Twigg Peterson had never been a creature of discipline; he preferred doing things when the urge came over him rather than waiting for someone else's schedule. Except, of course, when he was due in the classroom. Expressive green eyes and a winning smile made him a favorite with his students, and rarely did he ever have to ask for their attention. He was tall, athletic, and sapling slim. At thirty-two he felt he knew who he was and where he was going. He wore his self-confidence like a Brooks Brothers suit. One of his students, a precocious coed who had the hots for him, said he had a grin that made a girl just want to cuddle and snuggle with him. He had shied away from her after that, as well as several others whose interests were more for the instructor than the course. It wasn't that he didn't like aggressive women; he did. But "Betty Coeds" were hardly women as far as he was concerned. They were little more than girls, all giggles and Pepsodent smiles.

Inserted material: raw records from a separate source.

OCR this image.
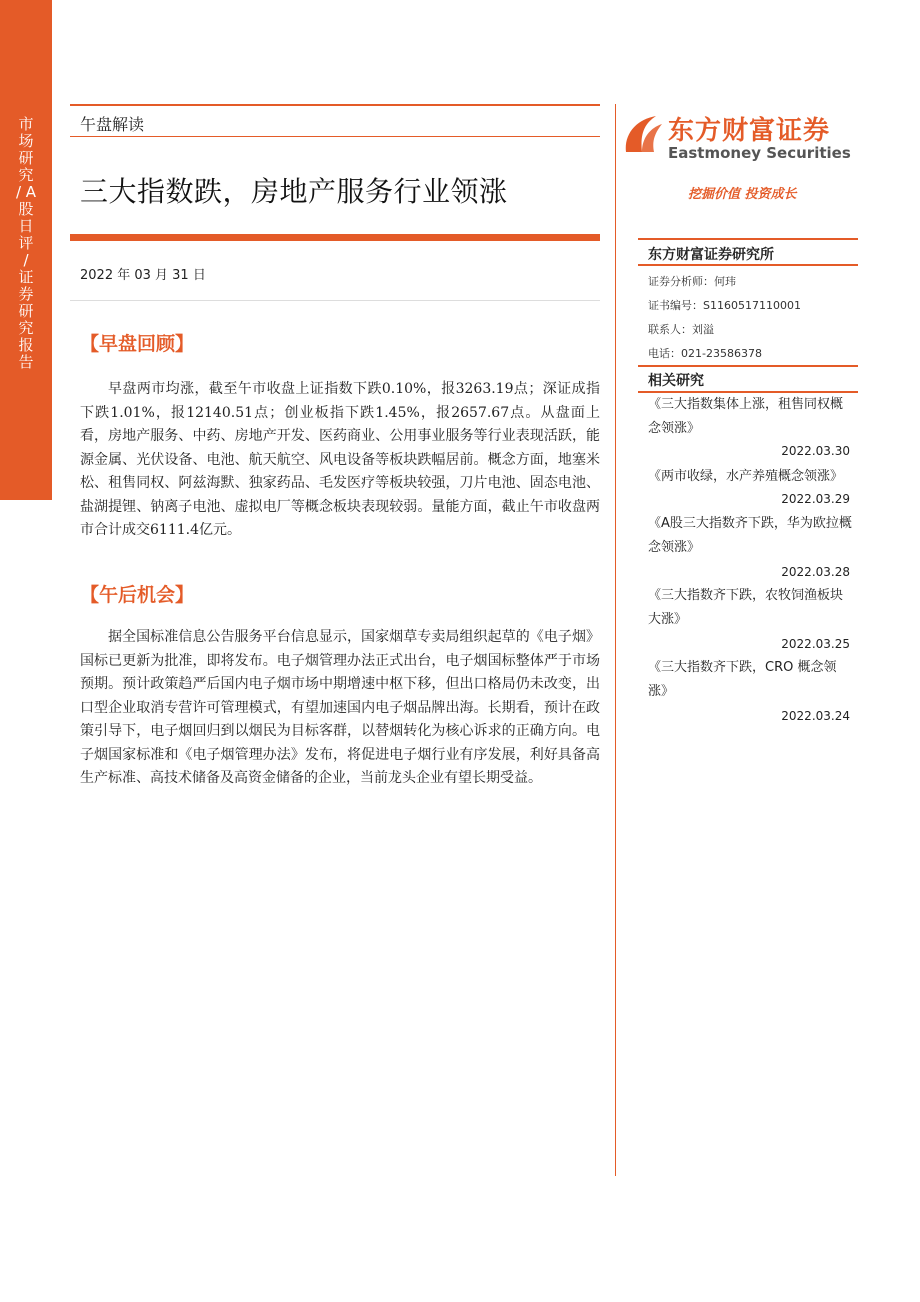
市场研究 / A股日评 / 证券研究报告
午盘解读
三大指数跌，房地产服务行业领涨
2022 年 03 月 31 日
【早盘回顾】

早盘两市均涨，截至午市收盘上证指数下跌0.10%，报3263.19点；深证成指下跌1.01%，报12140.51点；创业板指下跌1.45%，报2657.67点。从盘面上看，房地产服务、中药、房地产开发、医药商业、公用事业服务等行业表现活跃，能源金属、光伏设备、电池、航天航空、风电设备等板块跌幅居前。概念方面，地塞米松、租售同权、阿兹海默、独家药品、毛发医疗等板块较强，刀片电池、固态电池、盐湖提锂、钠离子电池、虚拟电厂等概念板块表现较弱。量能方面，截止午市收盘两市合计成交6111.4亿元。

【午后机会】

据全国标准信息公告服务平台信息显示，国家烟草专卖局组织起草的《电子烟》国标已更新为批准，即将发布。电子烟管理办法正式出台，电子烟国标整体严于市场预期。预计政策趋严后国内电子烟市场中期增速中枢下移，但出口格局仍未改变，出口型企业取消专营许可管理模式，有望加速国内电子烟品牌出海。长期看，预计在政策引导下，电子烟回归到以烟民为目标客群，以替烟转化为核心诉求的正确方向。电子烟国家标准和《电子烟管理办法》发布，将促进电子烟行业有序发展，利好具备高生产标准、高技术储备及高资金储备的企业，当前龙头企业有望长期受益。

东方财富证券
Eastmoney Securities
挖掘价值 投资成长
东方财富证券研究所
证券分析师：何玮
证书编号：S1160517110001
联系人：刘溢
电话：021-23586378
相关研究
《三大指数集体上涨，租售同权概念领涨》
2022.03.30
《两市收绿，水产养殖概念领涨》
2022.03.29
《A股三大指数齐下跌，华为欧拉概念领涨》
2022.03.28
《三大指数齐下跌，农牧饲渔板块大涨》
2022.03.25
《三大指数齐下跌，CRO 概念领涨》
2022.03.24
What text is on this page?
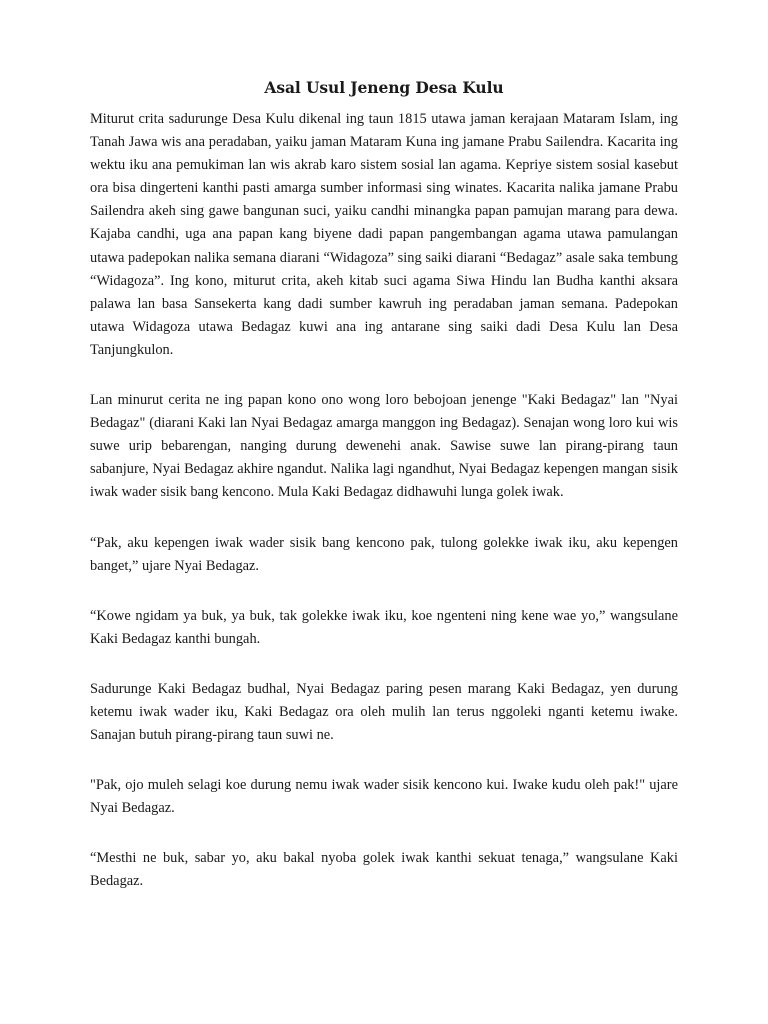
Asal Usul Jeneng Desa Kulu

Miturut crita sadurunge Desa Kulu dikenal ing taun 1815 utawa jaman kerajaan Mataram Islam, ing Tanah Jawa wis ana peradaban, yaiku jaman Mataram Kuna ing jamane Prabu Sailendra. Kacarita ing wektu iku ana pemukiman lan wis akrab karo sistem sosial lan agama. Kepriye sistem sosial kasebut ora bisa dingerteni kanthi pasti amarga sumber informasi sing winates. Kacarita nalika jamane Prabu Sailendra akeh sing gawe bangunan suci, yaiku candhi minangka papan pamujan marang para dewa. Kajaba candhi, uga ana papan kang biyene dadi papan pangembangan agama utawa pamulangan utawa padepokan nalika semana diarani “Widagoza” sing saiki diarani “Bedagaz” asale saka tembung “Widagoza”. Ing kono, miturut crita, akeh kitab suci agama Siwa Hindu lan Budha kanthi aksara palawa lan basa Sansekerta kang dadi sumber kawruh ing peradaban jaman semana. Padepokan utawa Widagoza utawa Bedagaz kuwi ana ing antarane sing saiki dadi Desa Kulu lan Desa Tanjungkulon.

Lan minurut cerita ne ing papan kono ono wong loro bebojoan jenenge "Kaki Bedagaz" lan "Nyai Bedagaz" (diarani Kaki lan Nyai Bedagaz amarga manggon ing Bedagaz). Senajan wong loro kui wis suwe urip bebarengan, nanging durung dewenehi anak. Sawise suwe lan pirang-pirang taun sabanjure, Nyai Bedagaz akhire ngandut. Nalika lagi ngandhut, Nyai Bedagaz kepengen mangan sisik iwak wader sisik bang kencono. Mula Kaki Bedagaz didhawuhi lunga golek iwak.

“Pak, aku kepengen iwak wader sisik bang kencono pak, tulong golekke iwak iku, aku kepengen banget,” ujare Nyai Bedagaz.

“Kowe ngidam ya buk, ya buk, tak golekke iwak iku, koe ngenteni ning kene wae yo,” wangsulane Kaki Bedagaz kanthi bungah.

Sadurunge Kaki Bedagaz budhal, Nyai Bedagaz paring pesen marang Kaki Bedagaz, yen durung ketemu iwak wader iku, Kaki Bedagaz ora oleh mulih lan terus nggoleki nganti ketemu iwake. Sanajan butuh pirang-pirang taun suwi ne.

"Pak, ojo muleh selagi koe durung nemu iwak wader sisik kencono kui. Iwake kudu oleh pak!" ujare Nyai Bedagaz.

“Mesthi ne buk, sabar yo, aku bakal nyoba golek iwak kanthi sekuat tenaga,” wangsulane Kaki Bedagaz.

Twigg's eyes went to the cluttered kitchen with its seven-day supply of dirty dishes. He was going to have to do something about the mess or he wouldn't be able to eat without risking food poisoning. And, he was out of clean dishes. Baked beans out of a can only required a fork, and it was better than slugging into town and losing precious time from his writing. What he needed now was some exercise before he hit the sheets for a nap. A couple of laps along the lake would get his adrenaline flowing. Then a shower and a shave and he'd be a new man. Starting the iPod and adjusting the ear set, he hooked the modular miracle onto his belt buckle and left the cabin at a slow trot. He picked up speed as his feet left the rough, pebbled walkway.